Schizophrenia is not known to be hereditary, but if one member of a family suffers from it, there is a greater than average chance that others will. To find out how a disturbed family affects the children. Psychiatrist Lyman Wynne and colleagues at the National Institute of Mental Health interviewed 33 families in patient detail. In Cincinnati last week, Dr. Wynne outlined his findings.

Even apart from delusions and hallucinations, the schizophrenic usually thinks the way normal people do in dreams: individual thoughts may be "rational," but they are so compressed or confused in time and place as to make no sense, and the schizophrenic sees nothing abnormal in lumping together two unrelated or contradictory ideas.

This pattern gave Dr. Wynne his clue. Individuals in a family may show few or no outward signs of illness, but if their statements do not mesh rationally with one another's, the result is a "cognitive chaos" for the developing child, most sensitive between ages two and four. From a tape recording, he quoted a revealing example:

Daughter: Nobody will listen to me. Everybody is trying to still me.

Mother: Nobody wants to kill you.

Father: If you're going to associate with intelligent people, you're going to have to remember that "still" is a noun and not a verb.

From another tape:

Father (to patient, repeatedly): Come on and sit down--for your own good.

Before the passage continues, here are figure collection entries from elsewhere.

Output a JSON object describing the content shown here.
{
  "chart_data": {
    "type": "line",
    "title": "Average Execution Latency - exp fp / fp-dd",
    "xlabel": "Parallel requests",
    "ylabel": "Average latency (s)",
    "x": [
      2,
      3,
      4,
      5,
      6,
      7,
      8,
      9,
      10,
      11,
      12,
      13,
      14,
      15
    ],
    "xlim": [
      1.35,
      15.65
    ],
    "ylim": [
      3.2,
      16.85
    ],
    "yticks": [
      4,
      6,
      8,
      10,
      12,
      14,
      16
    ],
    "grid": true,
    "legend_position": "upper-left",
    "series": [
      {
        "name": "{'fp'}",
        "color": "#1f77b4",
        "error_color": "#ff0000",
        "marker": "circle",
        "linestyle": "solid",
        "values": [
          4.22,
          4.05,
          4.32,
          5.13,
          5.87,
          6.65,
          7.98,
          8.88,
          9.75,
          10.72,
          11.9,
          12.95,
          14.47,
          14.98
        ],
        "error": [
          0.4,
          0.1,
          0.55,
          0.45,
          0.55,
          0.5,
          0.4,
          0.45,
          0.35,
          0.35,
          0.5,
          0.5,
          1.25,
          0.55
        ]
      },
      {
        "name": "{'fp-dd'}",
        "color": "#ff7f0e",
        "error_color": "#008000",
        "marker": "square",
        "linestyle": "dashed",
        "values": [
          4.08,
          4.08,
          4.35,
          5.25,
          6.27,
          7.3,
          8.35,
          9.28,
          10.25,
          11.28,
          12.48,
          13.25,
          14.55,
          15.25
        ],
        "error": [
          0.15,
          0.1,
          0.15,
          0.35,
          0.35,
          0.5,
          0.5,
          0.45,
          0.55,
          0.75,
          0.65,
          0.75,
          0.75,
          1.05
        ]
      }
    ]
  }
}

Patient: The Constitution is written in the land for one person. It's written by the people, for the people and of the people.

Father: That's what I say . . . When she's sitting down, she's for the people and by the people. She's pleasing the people and pleasing herself.

In such families, said Dr. Wynne, there is "an underlying feeling of meaninglessness and pessimism about the possibility of finding meaning in any experience or behavior." And that, he added in effect, is enough to drive anybody crazy.